Science >> Wetenschap >  >> Biologie

Onderzoek onderzoekt hoe druivenplagen bessen opsnuiven

Druivenplagen, met name druivenbesmot (GBM), vertrouwen op hun reukvermogen om druivenbessen te lokaliseren en eieren te leggen, waardoor aanzienlijke schade aan wijngaarden wordt veroorzaakt. Het begrijpen van de reukmechanismen van dit ongedierte is cruciaal voor het ontwikkelen van effectieve strategieën voor ongediertebestrijding. Recent onderzoek heeft licht geworpen op hoe GBM en andere druivenplagen hun reukvermogen gebruiken om druivenbessen te detecteren en te selecteren voor het leggen van eitjes.

Olfactorische signalen:

Druivenplagen detecteren verschillende reuksignalen die afkomstig zijn van wijnstokken en bessen. Deze signalen omvatten:

- Vluchtige organische stoffen (VOC's):Druiven stoten een complexe mix van VOC's uit, waaronder terpenen, esters en alcoholen. GBM en andere plagen zijn zeer gevoelig voor deze VOS, die als lokstof dienen en hen naar de wijnstokken leiden.

- Bloemengeuren:Tijdens de bloei geven wijnstokken bloemengeuren af ​​die GBM en andere druivenbesmotten aantrekken. Deze geuren zijn vooral aantrekkelijk voor vrouwelijke motten, die verantwoordelijk zijn voor het leggen van eieren.

- Vluchtige bessen:Rijpe druivenbessen geven specifieke vluchtige stoffen af ​​die aangeven dat ze geschikt zijn voor het leggen van eieren. GBM en ander ongedierte kunnen op basis van deze vluchtige signalen onderscheid maken tussen volwassen en onrijpe bessen.

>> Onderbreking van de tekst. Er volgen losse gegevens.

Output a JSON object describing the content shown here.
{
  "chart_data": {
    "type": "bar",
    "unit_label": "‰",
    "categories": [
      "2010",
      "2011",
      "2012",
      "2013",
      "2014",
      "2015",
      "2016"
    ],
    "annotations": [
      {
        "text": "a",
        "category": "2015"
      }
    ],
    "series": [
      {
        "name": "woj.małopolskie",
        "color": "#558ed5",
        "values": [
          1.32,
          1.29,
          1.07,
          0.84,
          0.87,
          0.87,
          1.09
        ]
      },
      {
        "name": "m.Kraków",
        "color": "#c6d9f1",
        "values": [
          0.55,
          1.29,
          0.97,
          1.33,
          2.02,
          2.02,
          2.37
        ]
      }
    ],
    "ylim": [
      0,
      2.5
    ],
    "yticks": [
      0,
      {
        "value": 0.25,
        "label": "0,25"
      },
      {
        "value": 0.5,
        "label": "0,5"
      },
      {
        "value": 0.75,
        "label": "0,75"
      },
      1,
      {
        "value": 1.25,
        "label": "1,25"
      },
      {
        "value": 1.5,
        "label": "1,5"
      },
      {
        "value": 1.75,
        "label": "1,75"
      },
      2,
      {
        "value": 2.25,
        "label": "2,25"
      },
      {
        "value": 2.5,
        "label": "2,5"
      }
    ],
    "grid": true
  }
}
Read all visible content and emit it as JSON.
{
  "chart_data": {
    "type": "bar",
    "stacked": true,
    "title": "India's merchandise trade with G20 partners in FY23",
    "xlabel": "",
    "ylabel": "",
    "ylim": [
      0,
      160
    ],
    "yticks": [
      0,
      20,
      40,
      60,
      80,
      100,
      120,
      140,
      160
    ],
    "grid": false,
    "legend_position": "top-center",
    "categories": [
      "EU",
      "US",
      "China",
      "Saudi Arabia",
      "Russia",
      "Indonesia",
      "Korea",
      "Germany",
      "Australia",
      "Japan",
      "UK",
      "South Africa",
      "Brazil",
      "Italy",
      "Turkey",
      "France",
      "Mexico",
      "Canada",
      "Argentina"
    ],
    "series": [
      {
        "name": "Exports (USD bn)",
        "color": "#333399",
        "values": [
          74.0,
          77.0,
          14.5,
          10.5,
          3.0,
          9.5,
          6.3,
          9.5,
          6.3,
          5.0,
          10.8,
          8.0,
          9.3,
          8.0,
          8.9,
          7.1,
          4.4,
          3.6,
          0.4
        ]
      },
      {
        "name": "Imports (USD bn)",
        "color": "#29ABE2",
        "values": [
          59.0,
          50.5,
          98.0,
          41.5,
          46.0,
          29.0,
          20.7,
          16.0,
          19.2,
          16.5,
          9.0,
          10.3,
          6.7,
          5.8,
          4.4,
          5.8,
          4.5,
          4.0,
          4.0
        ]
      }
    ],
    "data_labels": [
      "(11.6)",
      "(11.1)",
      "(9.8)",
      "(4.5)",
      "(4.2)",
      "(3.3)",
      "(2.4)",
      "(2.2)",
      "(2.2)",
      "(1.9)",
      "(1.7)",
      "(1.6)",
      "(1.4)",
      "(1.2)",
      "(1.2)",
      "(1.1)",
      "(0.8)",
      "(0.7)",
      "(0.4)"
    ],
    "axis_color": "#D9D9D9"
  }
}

Olfactorische receptoren en gevoeligheid:

Druivenplagen beschikken over gespecialiseerde reukreceptoren waarmee ze verschillende vluchtige verbindingen kunnen detecteren en onderscheiden. Deze receptoren bevinden zich op hun antennes en zijn zeer gevoelig voor specifieke chemische verbindingen.

GBM heeft bijvoorbeeld een complex reuksysteem met talrijke geurreceptoren. Hierdoor kunnen ze een breed scala aan VOS detecteren, inclusief de VOS die vrijkomen door wijnstokken en bessen.

Olfactorisch leren en aanpassing:

Druivenplagen vertonen olfactorisch leren en aanpassing, waardoor ze in de loop van de tijd hun gastheervindvermogen kunnen verfijnen. Terwijl ze herhaaldelijk druivenbessen lokaliseren en zich ermee voeden, associëren ze specifieke reuksignalen met de aanwezigheid van geschikte gastheren. Dit leren vergroot hun efficiëntie bij het vinden en exploiteren van wijnstokken als voedselbron.

Implicaties voor ongediertebestrijding:

Onderzoek naar de reukmechanismen van druivenplagen heeft belangrijke implicaties voor de plaagbestrijding. Door te begrijpen hoe ongedierte druivenbessen detecteert en selecteert, kunnen wetenschappers gerichte ongediertebestrijdingsmethoden ontwikkelen die hun reukcommunicatie verstoren:

- Aantrekkings- en doodsstrategieën:lokmiddelen of vallen met synthetische vluchtige druivenbessen kunnen druivenplagen aantrekken en vangen, waardoor hun populaties afnemen.

- Afweermiddelen:het identificeren en inzetten van middelen die druivenplagen afweren, kan hen ervan weerhouden wijngaarden binnen te dringen of eieren op druivenbessen te leggen.

- Waardplantresistentie:Het ontwikkelen van druivenvariëteiten die minder lokstoffen uitstoten of insectenwerende middelen produceren, kan mogelijk de plaagplaag verminderen.

Conclusie:

Onderzoek naar de reukmechanismen van druivenplagen heeft waardevolle inzichten opgeleverd in de manier waarop deze plagen druivenbessen lokaliseren en aanvallen. Door hun reuksignalen, receptoren en leervermogen te begrijpen, kunnen wetenschappers effectievere en duurzamere strategieën voor ongediertebestrijding ontwikkelen om druivengewassen tegen schade te beschermen en de kwaliteit van de druivenproductie te waarborgen.